Lyft, Uber and Air BnB are some of the biggest and most notable names in the business of sharing. I agree that they are opening up money making opportunities to thousands of people, and every day they are adding on new members willing to share what they own with the world through a company that has an app.
The companies that are leading the way in this new sharing economy have hit at a very interesting time. These days people want to, as well as want others to, get paid well, feel elite or special, engage in technology and save money. Each one of these traits can be seen individually and traced back to how society views and judges itself.
For example the "People want to be paid well" idea, which seems innocent until we look further into that: What does being paid well mean? $10/hr or $15/hr, those both sound great but one is 50% more than the other, how is that a way having a wage argument? When we look to paying the lowest earning people more, how do we then adjust the people above? It is not that I do not want a living wage for everyone, I do, it is just not that most direct conversation to be having. It is the conversation to reduce the top earners take home, and here I am speaking about the .01% of the population in the United States, we need to engage. When our argument for years is that we want a $10/hr minimum, by the time we get it there $10/hr won't hold as much value in it as we expected it to. Then the fight will immediately start over again for a new minimum. By fighting over and over for higher and higher dollar amounts that argument can, and will, become described as greedy, by the people who are the greediest.
Our culture is ripe with greed and we are okay with it, because we all want a deal and to have more money. This is cultural, and it may exist all around the world but here in the United Stated it is special. So special in fact that we torture our children so that might have an edge on making more than another child. We are competitive not collaborative, which can only be detrimental. I see people in the search for money turning on their neighbors which is a horrible reality, "just doing my job" is not an adequate response to the question "Is this right?" or "Am I happy with myself?"
In Chicago we have common citizens give parking tickets to other citizens. That sort of practice doesn't support a tight-knit community. Nevertheless it is done and only to help one company make a lot of money while those giving tickets make an hourly. To further complicate things, and I do not know their pay structure but, they also may get quantity bonuses. If that is true, and I do not see why it wouldn't be, a person giving tickets would then pit their needs and fears against their neighbor. The argument of "well they parked illegally" wouldn't stand too long when you look to people who receive erroneous tickets. How is making money more important than integrity? This I may never understand but I would venture to say it is because as a society we reiterate that it is more important in almost every interaction we have.
The idea of feeling elite and special, well Andy Warhol was speaking about that 50 years ago and that train has never slowed. Social media and the idea that "viral" content is important somehow has just added fuel to that fire. Today we see journalists like Anthony Ponce here in Chicago grab his Lyft credentials to drive people around and interview them for the shameless "Backseat Rider", further marketing our culture and devaluing life as something that can be summed up. Not that what he is engaging in is bad or good, it just seems more like one person using others to feel fulfilled. I think connecting with others is honest and healthy, but doing that with a microphone between the connecting parties may very well taint that. I have been making portraits of people for 15 years connecting with them but it is a personal not a public connection and the portrait, upon completion, is given to that sitter. This sort of connection is about the connection, I am taught and I learn, that is not to say that Anthony doesn't' but there is a bit of this elitism and specialness question arising in his work.

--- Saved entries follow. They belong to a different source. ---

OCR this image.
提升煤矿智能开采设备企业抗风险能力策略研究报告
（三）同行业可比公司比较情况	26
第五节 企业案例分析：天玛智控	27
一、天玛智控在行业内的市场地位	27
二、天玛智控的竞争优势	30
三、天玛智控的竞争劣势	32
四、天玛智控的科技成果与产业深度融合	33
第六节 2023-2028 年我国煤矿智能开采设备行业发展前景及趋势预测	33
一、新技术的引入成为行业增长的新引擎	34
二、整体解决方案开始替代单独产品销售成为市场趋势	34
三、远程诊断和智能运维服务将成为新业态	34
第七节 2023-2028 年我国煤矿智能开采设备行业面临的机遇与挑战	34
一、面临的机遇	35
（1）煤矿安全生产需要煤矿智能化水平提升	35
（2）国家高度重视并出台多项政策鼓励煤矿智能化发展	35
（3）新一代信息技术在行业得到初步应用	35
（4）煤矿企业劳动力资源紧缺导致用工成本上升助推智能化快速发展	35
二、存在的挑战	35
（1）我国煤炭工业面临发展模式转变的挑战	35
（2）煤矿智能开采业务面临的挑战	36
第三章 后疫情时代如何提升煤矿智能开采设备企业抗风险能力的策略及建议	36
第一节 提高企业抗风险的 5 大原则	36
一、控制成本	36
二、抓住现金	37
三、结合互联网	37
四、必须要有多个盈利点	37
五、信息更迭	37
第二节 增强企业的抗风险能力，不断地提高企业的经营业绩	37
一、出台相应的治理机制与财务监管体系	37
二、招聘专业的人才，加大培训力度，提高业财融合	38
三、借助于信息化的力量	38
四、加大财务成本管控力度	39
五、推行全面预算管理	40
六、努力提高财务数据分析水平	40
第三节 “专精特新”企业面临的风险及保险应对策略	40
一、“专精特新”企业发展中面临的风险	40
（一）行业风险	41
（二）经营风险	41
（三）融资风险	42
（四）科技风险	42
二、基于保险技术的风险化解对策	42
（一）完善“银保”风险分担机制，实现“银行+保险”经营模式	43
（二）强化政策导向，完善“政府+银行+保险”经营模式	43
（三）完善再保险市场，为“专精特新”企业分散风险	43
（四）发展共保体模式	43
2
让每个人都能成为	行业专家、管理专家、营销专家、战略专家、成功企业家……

There is obviously a lot to look at to see how we got here and to look at it honestly without all the assumptions that we all take for granted within our society. First off which is more dangerous, success or failure? Success, for all it has to offer, does not always lead us to see the moral high ground. even the greatest people in our culture can be traced back to making deals, cheating, using their influences to be in a position of abusing their power, we are human so that is okay, but it is not okay for everyone. That is what I mean about taking in the whole, the big picture. And that picture is BIG and getting BIGGER all the time.